Così Rosario F. Esposito in apertura di Giovanni Bovio tra l’Apostolo Paolo e S. Tommaso d’Aquino, Livorno, Bastogi editore, 1975, citando l’Arturo Labriola di Giovanni Bovio e Giordano Bruno. Due conferenze, Napoli, Partenopea, 1911; il Giovanni Amellino de La cattedra di Bovio, ABG, 47 e ancora il Ripardi de Il teatro di G. Bovio, teatro della religiosità laica, Roma, Lumen vitae, 1955.

Ancora don Esposito e Bovio: la connotazione massonica

«Nella contesa ideologica avviatasi in Europa a partire dal principio del secolo XVIII, la Massoneria esercita una funzione stimolatrice di prim'ordine.
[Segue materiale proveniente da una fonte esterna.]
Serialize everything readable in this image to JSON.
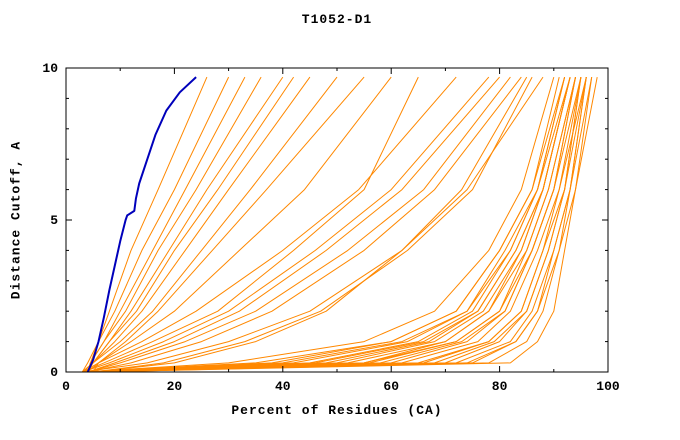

I capisaldi fondamentali che presiedono alle origini della Massoneria simbolica, intorno al 1717, provengono dal longitudinarismo, dal deismo, e dal riformismo inglese, e si consolidano soprattutto intorno a due canoni, uno di carattere religioso, l'altro di carattere sociale: 1) la tolleranza religiosa, in base alla quale ogni uomo si impegna a rispettare le credenze religiose di ogni altro uomo, contento del minimo denominatore comune, che è la credenza di Dio e nell'immortalità dell'anima; 2) l'impegno di dedicarsi all'uomo, alla sua educazione, al suo miglioramento culturale, biologico, sociologico, liberandolo dai pregiudizi e dalle servitù dell'Ancien Régime.
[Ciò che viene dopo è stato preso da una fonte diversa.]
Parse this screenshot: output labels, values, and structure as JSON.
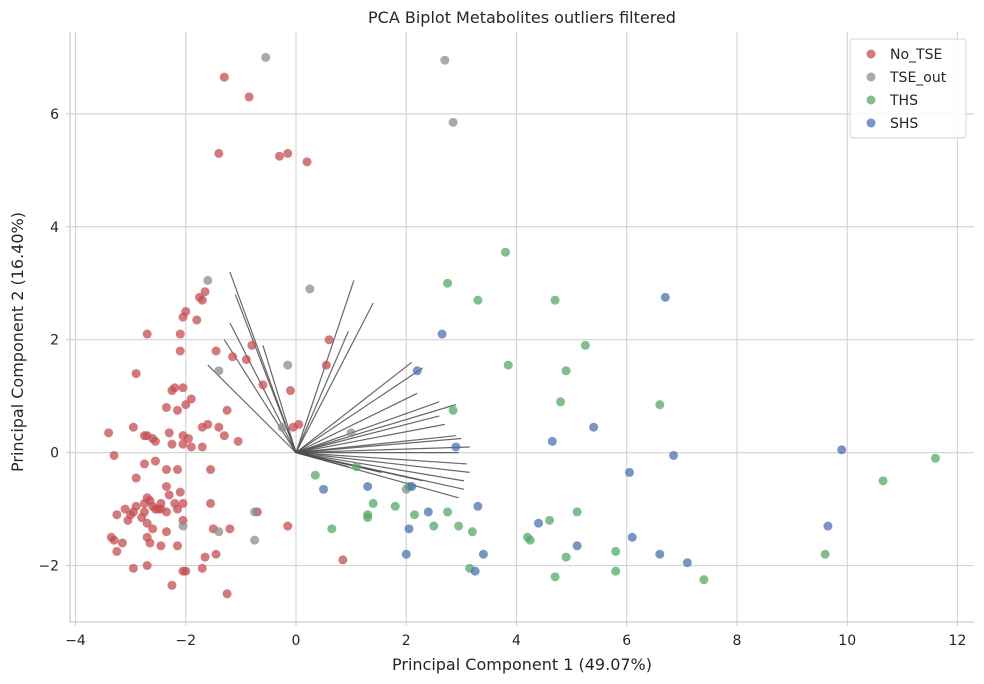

«Trapiantata nel continente europeo, la Massoneria si trovò impegnata nell'affrontamento di un'impostazione sociopolitica praticamente ancora medievale; la Chiesa Cattolica costituendo uno dei supporti decisivi di questo mondo, la Massoneria si sentì autorizzata a prevaricare dall'impegno religioso della tolleranza, anche perché la Chiesa si era mostrata intollerante per prima dei suoi confronti, e avviò una lotta religiosa che raggiunse toni drammatici, ora in questa, ora in quella nazione. In Italia furono proprio i decenni che seguirono l'unificazione nazionale a vedere il graduale rafforzamento dell'Ordine massonico e il contemporaneo infuriare della lotta antireligiosa, nell'intento di impedire il ritorno alle divisioni politiche della nazione e di portare innanzi la liberazione del popolo dai pregiudizi clericali e dal folklorismo religioso […].La professione massonica del Bovio per molti aspetti rappresenta il più eccellente caso di autenticità iniziatica che la storia italiana dell'Ottocento vanti.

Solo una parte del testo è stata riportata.